The Trump administration’s aggressive push to reduce prescription med costs has had a measurable impact on the pricing of GLP-1 treatments in the United States, and compounding pharmacies played a central role in creating the competitive pressure that made it happen.
In a recent episode of the Huberman Lab podcast, Dr. Abud Bakri, an internal medicine physician with deep expertise in peptide medicine, explained how the GLP-1 shortage period opened a window for compounding pharmacies to step in and supply affordable versions of medications like semaglutide and tirzepatide. That shift fundamentally changed the pricing landscape.
“The Trump RX has lowered a lot of these prices for a lot of these d**gs,” Dr. Bakri told host Andrew Huberman. “Now I think you can get a $300 monthly dose of tirzepatide available through these websites,” compared to what was previously $1,500 or more without insurance coverage.
The mechanism was straightforward. When FDA-approved GLP-1 treatments faced supply shortages, compounding pharmacies were legally permitted to manufacture their own versions. The FDA reportedly encouraged this.
Dr. Bakri noted, “The FDA was reaching out to these people telling them to do it. Like Brigham was talking to him last week at the Hands Games. He’s like, ‘Yeah, the FDA told us to make this stuff and then they’re getting us in trouble.'”

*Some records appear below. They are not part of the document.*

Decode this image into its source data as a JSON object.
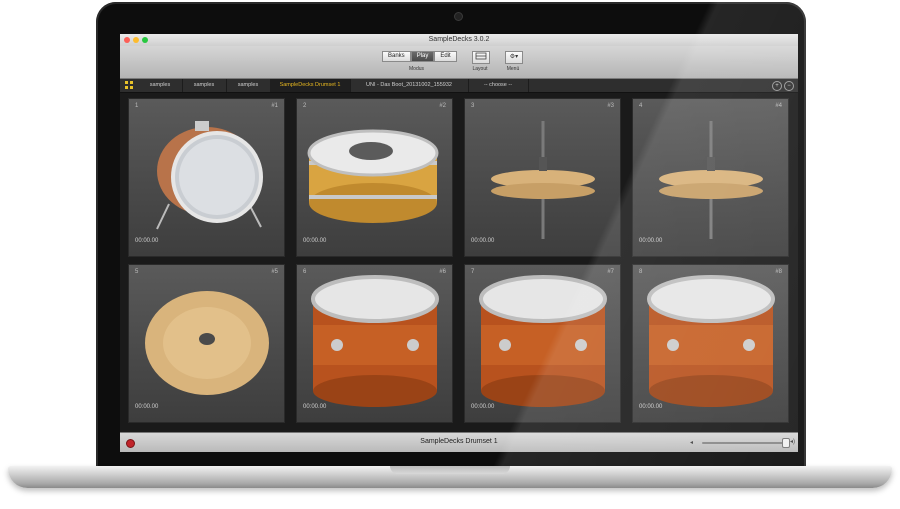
{
  "window": {
    "title": "SampleDecks 3.0.2"
  },
  "toolbar": {
    "modes": [
      {
        "label": "Banks",
        "active": false
      },
      {
        "label": "Play",
        "active": true
      },
      {
        "label": "Edit",
        "active": false
      }
    ],
    "modus_label": "Modus",
    "layout_label": "Layout",
    "menu_label": "Menü",
    "layout_icon": "layout-icon",
    "menu_icon": "gear-icon"
  },
  "tabs": [
    {
      "label": "samples",
      "active": false
    },
    {
      "label": "samples",
      "active": false
    },
    {
      "label": "samples",
      "active": false
    },
    {
      "label": "SampleDecks Drumset 1",
      "active": true
    },
    {
      "label": "UNI - Das Boot_20131002_155932",
      "active": false
    },
    {
      "label": "-- choose --",
      "active": false
    }
  ],
  "tab_controls": {
    "add_icon": "plus-circle-icon",
    "remove_icon": "minus-circle-icon"
  },
  "pads": [
    {
      "number": "1",
      "key": "#1",
      "time": "00:00.00",
      "instrument": "bass-drum"
    },
    {
      "number": "2",
      "key": "#2",
      "time": "00:00.00",
      "instrument": "snare-drum"
    },
    {
      "number": "3",
      "key": "#3",
      "time": "00:00.00",
      "instrument": "hi-hat"
    },
    {
      "number": "4",
      "key": "#4",
      "time": "00:00.00",
      "instrument": "hi-hat"
    },
    {
      "number": "5",
      "key": "#5",
      "time": "00:00.00",
      "instrument": "crash-cymbal"
    },
    {
      "number": "6",
      "key": "#6",
      "time": "00:00.00",
      "instrument": "tom-drum"
    },
    {
      "number": "7",
      "key": "#7",
      "time": "00:00.00",
      "instrument": "tom-drum"
    },
    {
      "number": "8",
      "key": "#8",
      "time": "00:00.00",
      "instrument": "tom-drum"
    }
  ],
  "status": {
    "title": "SampleDecks Drumset 1",
    "volume": 0.98
  },
  "colors": {
    "accent": "#e8b820",
    "record": "#c0242a"
  }
}
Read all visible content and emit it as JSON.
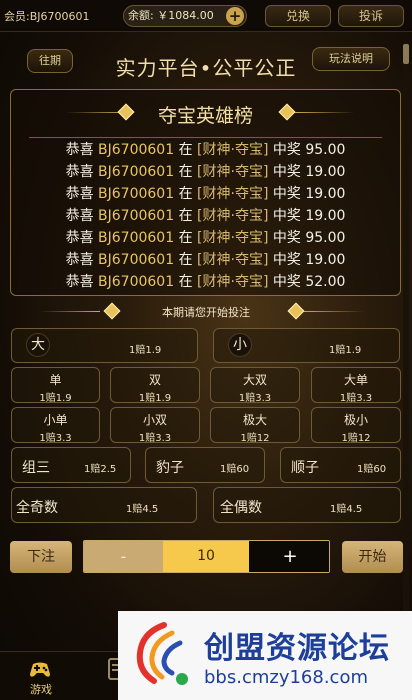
{
  "topbar": {
    "member": "会员:BJ6700601",
    "balance": "余额: ￥1084.00",
    "exchange_label": "兑换",
    "complaint_label": "投诉"
  },
  "header": {
    "period_label": "往期",
    "title": "实力平台•公平公正",
    "rules_label": "玩法说明"
  },
  "hero": {
    "title": "夺宝英雄榜",
    "winners": [
      {
        "prefix": "恭喜",
        "code": "BJ6700601",
        "mid": "在",
        "game": "[财神·夺宝]",
        "win": "中奖",
        "amount": "95.00"
      },
      {
        "prefix": "恭喜",
        "code": "BJ6700601",
        "mid": "在",
        "game": "[财神·夺宝]",
        "win": "中奖",
        "amount": "19.00"
      },
      {
        "prefix": "恭喜",
        "code": "BJ6700601",
        "mid": "在",
        "game": "[财神·夺宝]",
        "win": "中奖",
        "amount": "19.00"
      },
      {
        "prefix": "恭喜",
        "code": "BJ6700601",
        "mid": "在",
        "game": "[财神·夺宝]",
        "win": "中奖",
        "amount": "19.00"
      },
      {
        "prefix": "恭喜",
        "code": "BJ6700601",
        "mid": "在",
        "game": "[财神·夺宝]",
        "win": "中奖",
        "amount": "95.00"
      },
      {
        "prefix": "恭喜",
        "code": "BJ6700601",
        "mid": "在",
        "game": "[财神·夺宝]",
        "win": "中奖",
        "amount": "19.00"
      },
      {
        "prefix": "恭喜",
        "code": "BJ6700601",
        "mid": "在",
        "game": "[财神·夺宝]",
        "win": "中奖",
        "amount": "52.00"
      }
    ]
  },
  "betting": {
    "prompt": "本期请您开始投注",
    "big": {
      "name": "大",
      "odds": "1赔1.9"
    },
    "small": {
      "name": "小",
      "odds": "1赔1.9"
    },
    "row1": [
      {
        "name": "单",
        "odds": "1赔1.9"
      },
      {
        "name": "双",
        "odds": "1赔1.9"
      },
      {
        "name": "大双",
        "odds": "1赔3.3"
      },
      {
        "name": "大单",
        "odds": "1赔3.3"
      }
    ],
    "row2": [
      {
        "name": "小单",
        "odds": "1赔3.3"
      },
      {
        "name": "小双",
        "odds": "1赔3.3"
      },
      {
        "name": "极大",
        "odds": "1赔12"
      },
      {
        "name": "极小",
        "odds": "1赔12"
      }
    ],
    "row3": [
      {
        "name": "组三",
        "odds": "1赔2.5"
      },
      {
        "name": "豹子",
        "odds": "1赔60"
      },
      {
        "name": "顺子",
        "odds": "1赔60"
      }
    ],
    "row4": [
      {
        "name": "全奇数",
        "odds": "1赔4.5"
      },
      {
        "name": "全偶数",
        "odds": "1赔4.5"
      }
    ]
  },
  "controls": {
    "place_bet_label": "下注",
    "minus": "-",
    "amount": "10",
    "plus": "+",
    "start_label": "开始"
  },
  "nav": {
    "game_label": "游戏"
  },
  "watermark": {
    "title": "创盟资源论坛",
    "url": "bbs.cmzy168.com"
  }
}
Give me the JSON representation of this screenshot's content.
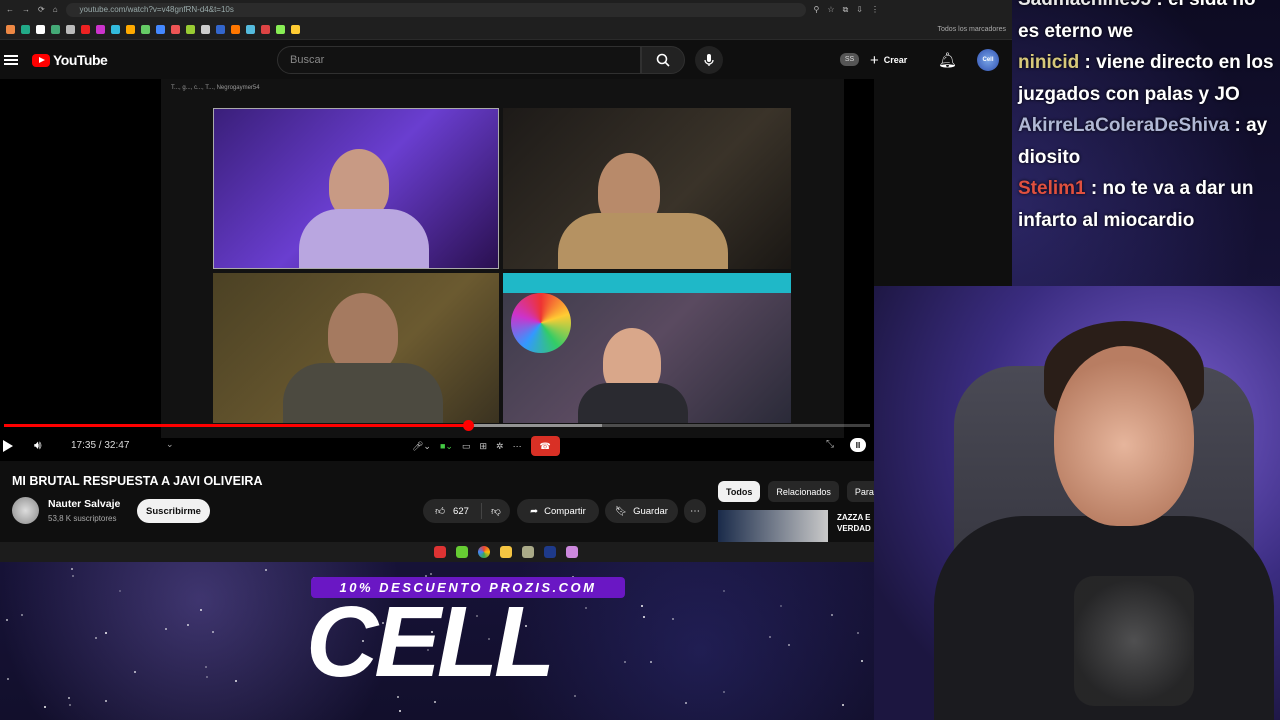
{
  "browser": {
    "url": "youtube.com/watch?v=v48gnfRN-d4&t=10s",
    "bookmarks_label": "Todos los marcadores"
  },
  "youtube": {
    "logo_text": "YouTube",
    "search_placeholder": "Buscar",
    "ss_badge": "SS",
    "create_label": "Crear",
    "account_avatar_text": "Cell"
  },
  "player": {
    "participants_text": "T..., g..., c..., T..., Negrogaymer54",
    "current_time": "17:35",
    "duration": "32:47",
    "time_display": "17:35 / 32:47",
    "progress_fraction": 0.536,
    "buffer_fraction": 0.69
  },
  "video": {
    "title": "MI BRUTAL RESPUESTA A JAVI OLIVEIRA",
    "channel_name": "Nauter Salvaje",
    "subscribers": "53,8 K suscriptores",
    "subscribe_label": "Suscribirme",
    "like_count": "627",
    "share_label": "Compartir",
    "save_label": "Guardar"
  },
  "related": {
    "chips": [
      "Todos",
      "Relacionados",
      "Para"
    ],
    "first_title_line1": "ZAZZA E",
    "first_title_line2": "VERDAD"
  },
  "chat": {
    "messages": [
      {
        "user": "Sadmachine95",
        "text": ": el sida no es eterno we"
      },
      {
        "user": "ninicid",
        "text": ": viene directo en los juzgados con palas y JO"
      },
      {
        "user": "AkirreLaColeraDeShiva",
        "text": ": ay diosito"
      },
      {
        "user": "Stelim1",
        "text": ": no te va a dar un infarto al miocardio"
      }
    ]
  },
  "promo": {
    "badge": "10% DESCUENTO PROZIS.COM",
    "big_text": "CELL"
  },
  "colors": {
    "youtube_red": "#ff0000",
    "promo_purple": "#6a17c4",
    "end_call_red": "#d93025"
  }
}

Brigham Buhler is the founder and CEO of Ways2Well, a healthcare company focused on preventive medicine, regenerative treatments, and hormone optimization. Buhler has also gained attention within combat sports circles, with UFC athletes and influencers seeking treatment through Ways2Well’s regenerative medicine programs,.
The surge in compounded supply gave consumers an alternative, and the price disparity became impossible for major pharma manufacturers to ignore. Patients who previously paid $1,500 for an Ozempic pen were driving to Mexico to pay $150 for the same product. Others were sourcing compounded semaglutide for a fraction of the retail price.
The political dimension intensified when the Trump administration began publicly pressuring Novo Nordisk and Eli Lilly to make their treatments more accessible to American consumers. With compounders already undercutting their pricing, the major manufacturers faced a clear commercial incentive to negotiate.
Dr. Bakri also highlighted the patent strategy now in play around retatrutide, which has 39 amino acids. “To be a biologic you have to be above 40 amino acids,” he explained.
Huberman agreed, continuing, “Once you get to above 40 amino acids, if you are a biologic, then the patent lasts way longer.”
If Eli Lilly succeeds in classifying retatrutide as a biologic, compounders would face significant barriers to producing their own versions, potentially eliminating the competitive pricing pressure that has benefited consumers.
The broader picture, as Dr. Bakri described it, is a medical system that was heading toward collapse under the weight of obesity, pre-diabetes, and diabetes-related costs. GLP-1 medications represent a rare intervention capable of reversing that trajectory at scale.
“These treatments are transforming medicine,” he said, noting that patients on GLP-1s were losing 50 to 100 pounds before the treatments were even FDA-approved for weight loss.
Whether the pricing reductions hold will depend on how the regulatory and patent landscape around next-generation GLP-1 treatments develops over the coming years.